Luxtera optical transceiver mounts on a computer motherboard

November 11, 2009--Luxtera (Carlsbad, CA) has launched a single-chip optical transceiver that can be mounted directly on a computer motherboard; the aim is for the 10 Gbit/s per channel device to dip below the one dollar per Gbit/s barrier.

November 11, 2009--Luxtera (Carlsbad, CA) has launched a single-chip optical transceiver that can be mounted directly on a computer motherboard; the aim is for the 10 Gbit/s per channel device to dip below the one dollar per Gbit/s barrier.

The OptoPHY family of printed circuit board (PCB) mountable optical transceivers combines electronics and optics on a single CMOS chip. Luxtera says that the new product line signifies the next step in optical-technology evolution--from pluggable modular solutions to chip-on-board solutions, with future optoelectronic system-on-a-chip integration.

Thinking inside the box
"10 Gbit/s is the new system interconnect 'currency,'" said Brad Smith, senior vice president analyst at LightCounting, LLC. "But the current generation of high-speed systems for switch/routers, supercomputers, telecom equipment, datacom and servers are built internally with 2.5G/5G SNAP12 technology developed in 1998--three years before the iPod! This requires four transmitter/receivers, at 2.5 W, costing $400+ each.

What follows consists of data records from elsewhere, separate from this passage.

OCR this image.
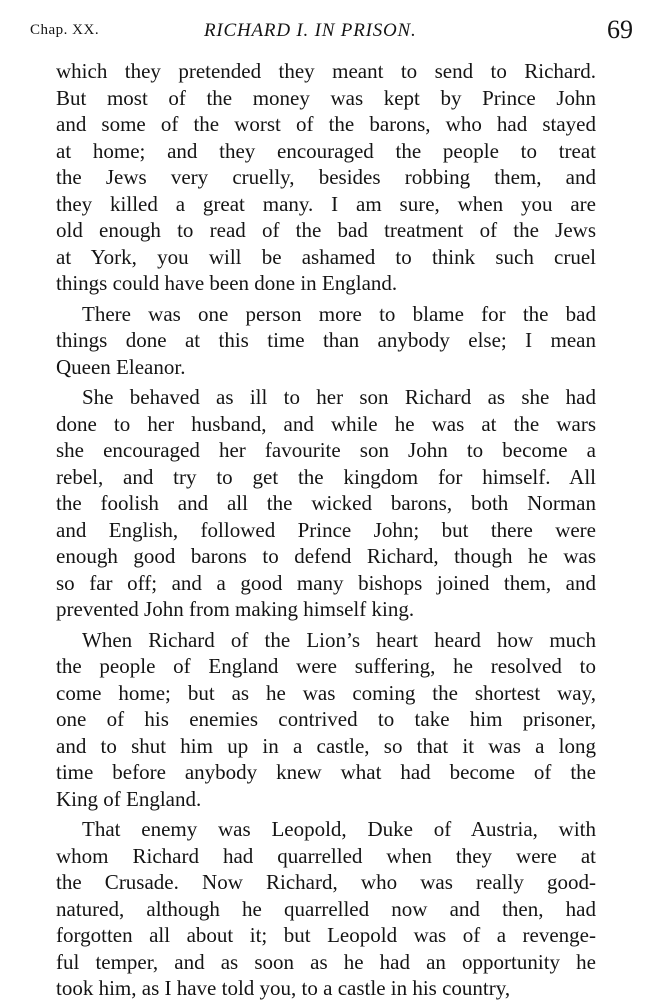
Chap. XX.	RICHARD I. IN PRISON.	69
which they pretended they meant to send to Richard.
But most of the money was kept by Prince John
and some of the worst of the barons, who had stayed
at home; and they encouraged the people to treat
the Jews very cruelly, besides robbing them, and
they killed a great many. I am sure, when you are
old enough to read of the bad treatment of the Jews
at York, you will be ashamed to think such cruel
things could have been done in England.
There was one person more to blame for the bad
things done at this time than anybody else; I mean
Queen Eleanor.
She behaved as ill to her son Richard as she had
done to her husband, and while he was at the wars
she encouraged her favourite son John to become a
rebel, and try to get the kingdom for himself. All
the foolish and all the wicked barons, both Norman
and English, followed Prince John; but there were
enough good barons to defend Richard, though he was
so far off; and a good many bishops joined them, and
prevented John from making himself king.
When Richard of the Lion’s heart heard how much
the people of England were suffering, he resolved to
come home; but as he was coming the shortest way,
one of his enemies contrived to take him prisoner,
and to shut him up in a castle, so that it was a long
time before anybody knew what had become of the
King of England.
That enemy was Leopold, Duke of Austria, with
whom Richard had quarrelled when they were at
the Crusade. Now Richard, who was really good-
natured, although he quarrelled now and then, had
forgotten all about it; but Leopold was of a revenge-
ful temper, and as soon as he had an opportunity he
took him, as I have told you, to a castle in his country,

Full duplex connections cost $1,600, burn 10 W power, a large board space. The market begs for a new solution. Optical technology, once relegated to the long haul and intersystem interconnects, now moves inside the box and is clearly heading for optics-on-a-chip."

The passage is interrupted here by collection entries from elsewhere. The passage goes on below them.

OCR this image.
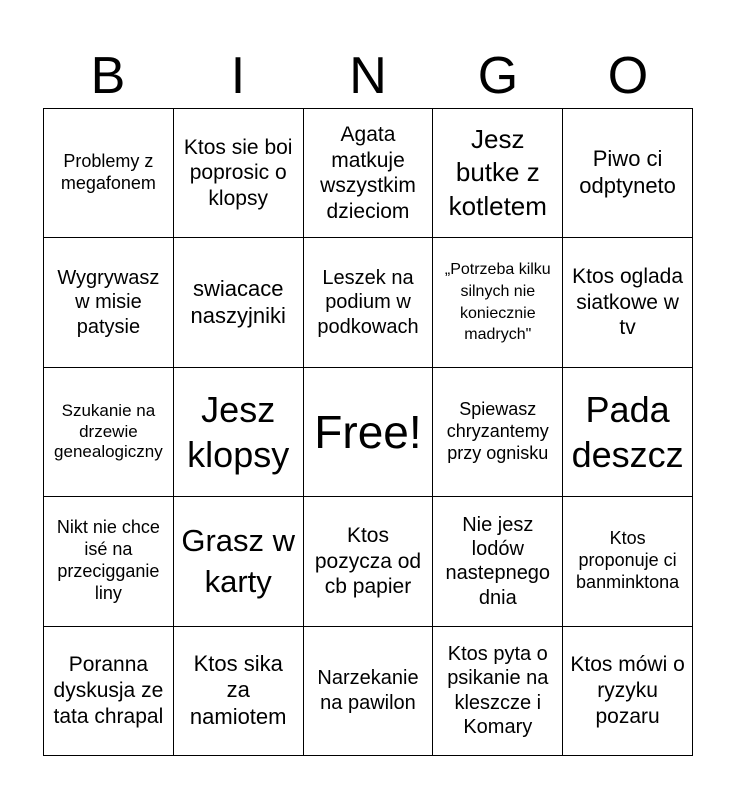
B	I	N	G	O
Problemy z megafonem
Ktos sie boi poprosic o klopsy
Agata matkuje wszystkim dzieciom
Jesz butke z kotletem
Piwo ci odptyneto
Wygrywasz w misie patysie
swiacace naszyjniki
Leszek na podium w podkowach
„Potrzeba kilku silnych nie koniecznie madrych"
Ktos oglada siatkowe w tv
Szukanie na drzewie genealogiczny
Jesz klopsy Free!	Spiewasz chryzantemy przy ognisku
Pada deszcz
Nikt nie chce isé na przecigganie liny
Grasz w karty
Ktos pozycza od cb papier
Nie jesz lodów nastepnego dnia
Ktos proponuje ci banminktona
Poranna dyskusja ze tata chrapal
Ktos sika za namiotem
Narzekanie na pawilon
Ktos pyta o psikanie na kleszcze i Komary
Ktos mówi o ryzyku pozaru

OptoPHY is currently available in one and four channel, and next year in 12 channel configurations; the transceiver uses only 20 mW of power per Gbit/s.

Overcoming the 100 meter range barriers of legacy multimode fiber VCSEL optics, OptoPHY offers the longest reach for on-board optics, making it ideal for enterprise networking, InfiniBand, Storage, Ethernet, and backplane applications, says Luxtera.

(Who knows . . . maybe someday upper-end PCs--for example, in audio or video studios, or for gaming--could be tied together via OptoPHY for moving data at 10 Gbit/s speeds.)